Damage assessment in L-shaped bends by nonlinear feature guided waves

L-shaped bends are crucial lightweight structural components in aerospace manufacturing, renowned for their high specific strength and stiffness. However, the geometric configuration of these bends makes them susceptible to stress concentration in the bending zone. Effective technique for damage assessment of the bending region of L-shaped bends is highly demanded. This paper proposes a nondestructive testing method using nonlinear ultrasonic feature guided waves (FGWs) for early damage assessment of L-shaped bends. Semi-analytical finite element (SAFE) method and perfectly matched layer (PML) technique are employed to analyze FGW propagation in L-shaped bends.

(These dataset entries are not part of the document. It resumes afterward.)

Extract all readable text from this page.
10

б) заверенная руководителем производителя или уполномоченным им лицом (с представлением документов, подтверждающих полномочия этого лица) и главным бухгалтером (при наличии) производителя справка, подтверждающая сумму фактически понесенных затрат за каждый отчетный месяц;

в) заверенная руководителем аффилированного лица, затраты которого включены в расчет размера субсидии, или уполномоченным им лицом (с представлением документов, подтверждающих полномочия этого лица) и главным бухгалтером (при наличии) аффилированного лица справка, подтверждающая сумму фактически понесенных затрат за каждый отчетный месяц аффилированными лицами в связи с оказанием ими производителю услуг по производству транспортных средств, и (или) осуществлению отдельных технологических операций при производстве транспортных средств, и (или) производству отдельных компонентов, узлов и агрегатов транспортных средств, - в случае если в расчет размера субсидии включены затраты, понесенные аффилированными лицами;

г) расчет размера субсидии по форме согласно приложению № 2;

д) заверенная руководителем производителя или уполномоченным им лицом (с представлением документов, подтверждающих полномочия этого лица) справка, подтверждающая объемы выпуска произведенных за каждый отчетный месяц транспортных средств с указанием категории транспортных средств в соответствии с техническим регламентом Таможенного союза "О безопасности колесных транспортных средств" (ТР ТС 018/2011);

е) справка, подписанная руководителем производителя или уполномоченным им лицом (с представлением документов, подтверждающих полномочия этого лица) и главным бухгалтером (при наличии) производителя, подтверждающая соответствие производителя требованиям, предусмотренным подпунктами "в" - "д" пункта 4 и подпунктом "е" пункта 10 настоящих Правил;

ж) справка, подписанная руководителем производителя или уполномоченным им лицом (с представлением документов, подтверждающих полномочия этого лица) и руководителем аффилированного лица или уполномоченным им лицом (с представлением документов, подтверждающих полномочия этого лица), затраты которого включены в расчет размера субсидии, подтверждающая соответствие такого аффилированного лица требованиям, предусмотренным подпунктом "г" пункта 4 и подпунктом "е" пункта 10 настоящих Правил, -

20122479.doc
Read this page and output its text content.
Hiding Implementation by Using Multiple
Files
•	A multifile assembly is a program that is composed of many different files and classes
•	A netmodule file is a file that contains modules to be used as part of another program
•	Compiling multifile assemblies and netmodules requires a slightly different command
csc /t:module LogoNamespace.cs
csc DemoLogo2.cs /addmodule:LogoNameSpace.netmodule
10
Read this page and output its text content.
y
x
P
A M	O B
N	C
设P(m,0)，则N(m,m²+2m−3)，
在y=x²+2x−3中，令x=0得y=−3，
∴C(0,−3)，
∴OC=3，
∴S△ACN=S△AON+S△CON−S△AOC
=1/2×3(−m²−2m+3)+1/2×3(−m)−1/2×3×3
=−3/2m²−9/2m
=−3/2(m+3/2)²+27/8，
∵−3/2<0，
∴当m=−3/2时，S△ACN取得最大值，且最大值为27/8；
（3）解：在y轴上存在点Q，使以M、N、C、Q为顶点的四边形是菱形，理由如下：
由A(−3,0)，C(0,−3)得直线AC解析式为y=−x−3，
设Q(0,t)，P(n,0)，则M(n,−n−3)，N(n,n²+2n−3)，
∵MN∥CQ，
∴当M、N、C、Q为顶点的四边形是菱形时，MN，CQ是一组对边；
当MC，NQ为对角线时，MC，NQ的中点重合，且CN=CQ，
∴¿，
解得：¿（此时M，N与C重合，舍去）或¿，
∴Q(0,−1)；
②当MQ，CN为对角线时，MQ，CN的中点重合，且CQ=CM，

Three-dimensional finite element models are utilized to investigate the FGWs propagation in the bending region of L-shaped bends in a numerical perspective. Cumulative second harmonic generation (SHG) of FGWs is successfully observed by selecting suitable mode pairs based on synchronism and non-zero power flux conditions, which provides a promising alternative for early damage assessment in L-shaped bends. Experimental findings are consistent with the numerical ones. Subsequently, thermal damage and plastic deformation with varying gradients were introduced into the bending region of L-shaped bends. The use of SHG of selected FGW mode has effectively assessed the damage with an improved sensitivity, compared to conventional linear acoustic one. This investigation substantiates the potential of nonlinear FGWs in detecting early damage in L-shaped bends, offering promise for future industrial testing applications.